Après avoir mis 17 jours pour arriver à Dôme C, j'ai passé seulement 17 jours sur place et j'ai mis aussi 17 jours pour rentrer, via Terra Nova Bay et la Nouvelle Zélande, mais cette fois-ci sur le bateau Italica, un cargo russe reconverti à l'exploration polaire. La traversée des 60èmes sifflants, des 50èmes hurlants et des 40èmes rugissants ne nous à pas épargné l'habituel mauvais temps. C'était quand même la pire tempête de la carrière de ce navire de 120m carrément plié par des vagues de 19m. Bon, moi j'étais dans mon lit, occupé à me retenir au matelas pour ne pas en être éjecté, et tout aussi occupé à retenir mon repas (celui d'avant le départ). C'est quand même beaucoup mieux que l'Astrolabe, le minuscule bateau français qui est secoué comme une coque de noix à chaque voyage. Comme après chaque traversée, j'étais content de retrouver le plancher des vaches. C'est un peu comme de se taper sur la tête avec un marteau: ça fait tellement de bien quand ça s'arrête !

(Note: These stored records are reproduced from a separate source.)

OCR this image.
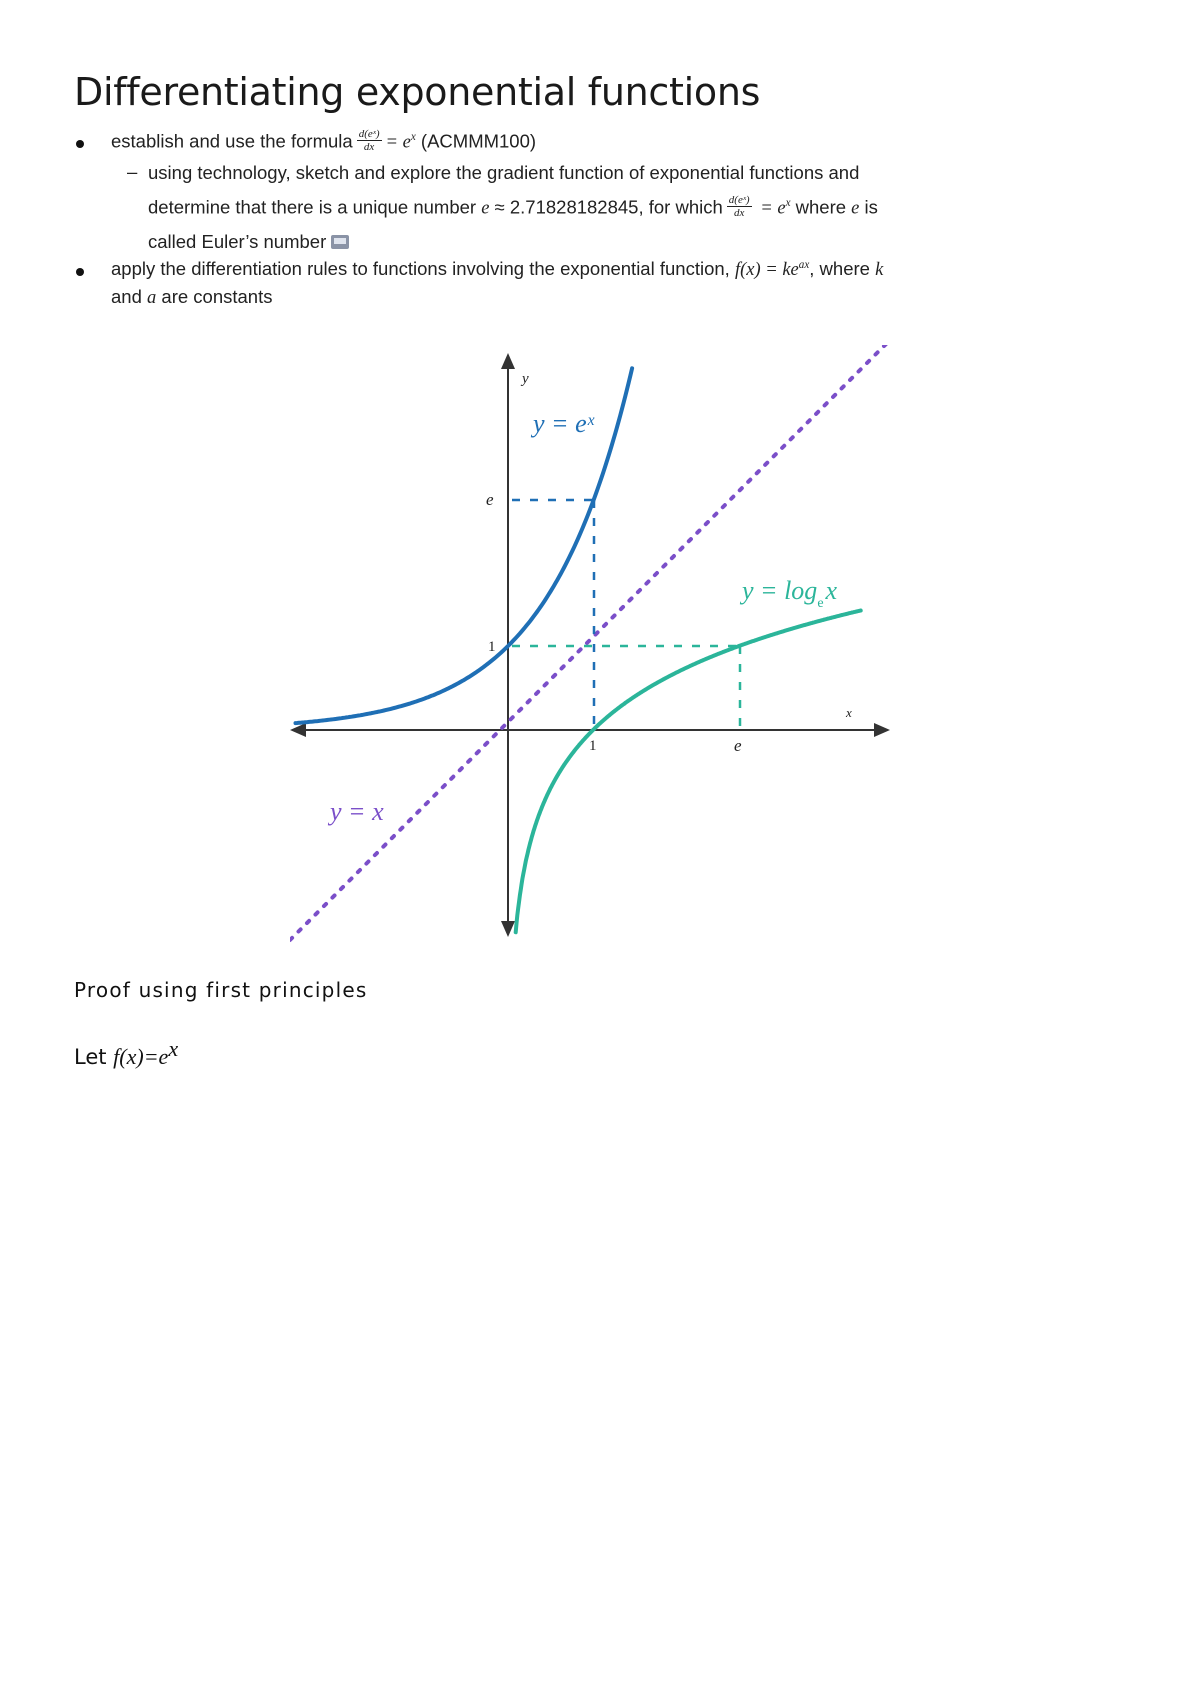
Differentiating exponential functions
establish and use the formula $\frac{\text{d(eˣ)}}{dx} = e^x$ (ACMMM100)
– using technology, sketch and explore the gradient function of exponential functions and
determine that there is a unique number e ≈ 2.71828182845, for which $\frac{\text{d(eˣ)}}{dx} = e^x$ where e is
called Euler’s number
apply the differentiation rules to functions involving the exponential function, $f(x) = ke^{ax}$, where k
and a are constants
y
x
y = eˣ
$y = \log_ex$
y = x
e
1
1	e
Proof using first principles
Let $f(x)=e^x$
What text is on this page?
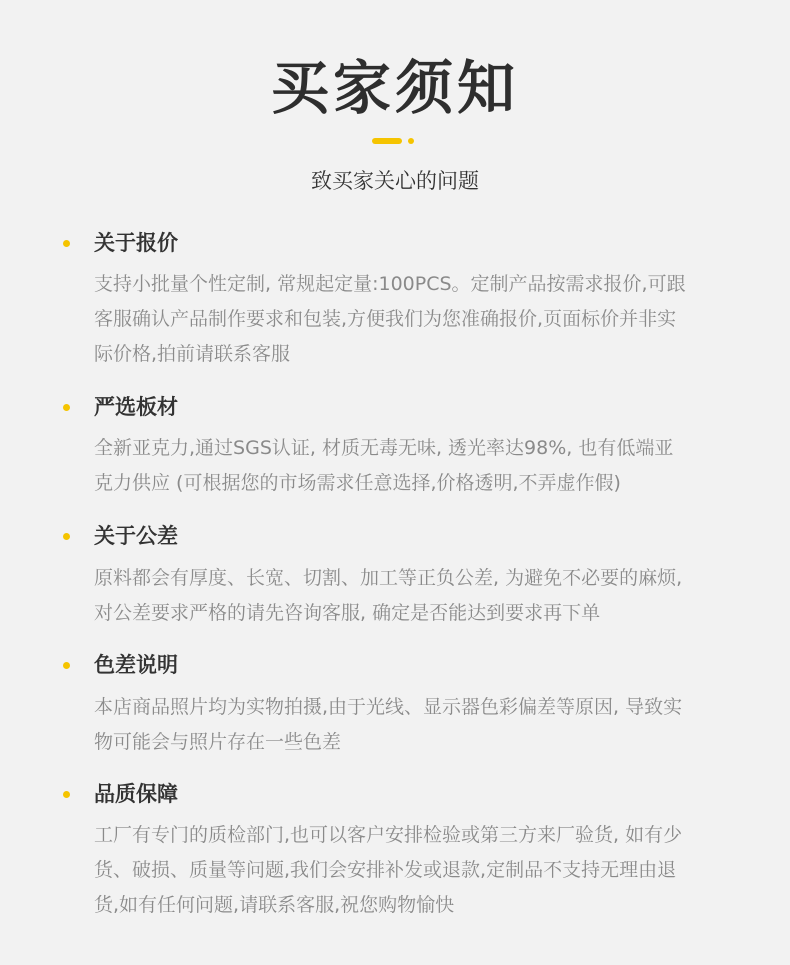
买家须知
致买家关心的问题
关于报价
支持小批量个性定制, 常规起定量:100PCS。定制产品按需求报价,可跟
客服确认产品制作要求和包装,方便我们为您准确报价,页面标价并非实
际价格,拍前请联系客服
严选板材
全新亚克力,通过SGS认证, 材质无毒无味, 透光率达98%, 也有低端亚
克力供应 (可根据您的市场需求任意选择,价格透明,不弄虚作假)
关于公差
原料都会有厚度、长宽、切割、加工等正负公差, 为避免不必要的麻烦,
对公差要求严格的请先咨询客服, 确定是否能达到要求再下单
色差说明
本店商品照片均为实物拍摄,由于光线、显示器色彩偏差等原因, 导致实
物可能会与照片存在一些色差
品质保障
工厂有专门的质检部门,也可以客户安排检验或第三方来厂验货, 如有少
货、破损、质量等问题,我们会安排补发或退款,定制品不支持无理由退
货,如有任何问题,请联系客服,祝您购物愉快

Gauche: L'Italica, le bateau polaire italien, dans la baie de Terra Nova. Au fond le volcan Melbourne, 2500m.

Je pensais en avoir fini avec Dôme C mais j'y suis retourné deux fois, une campagne d'été en 1999/2000 et pour effectuer le premier hivernage à la nouvelle base permanente Concordia en 2005.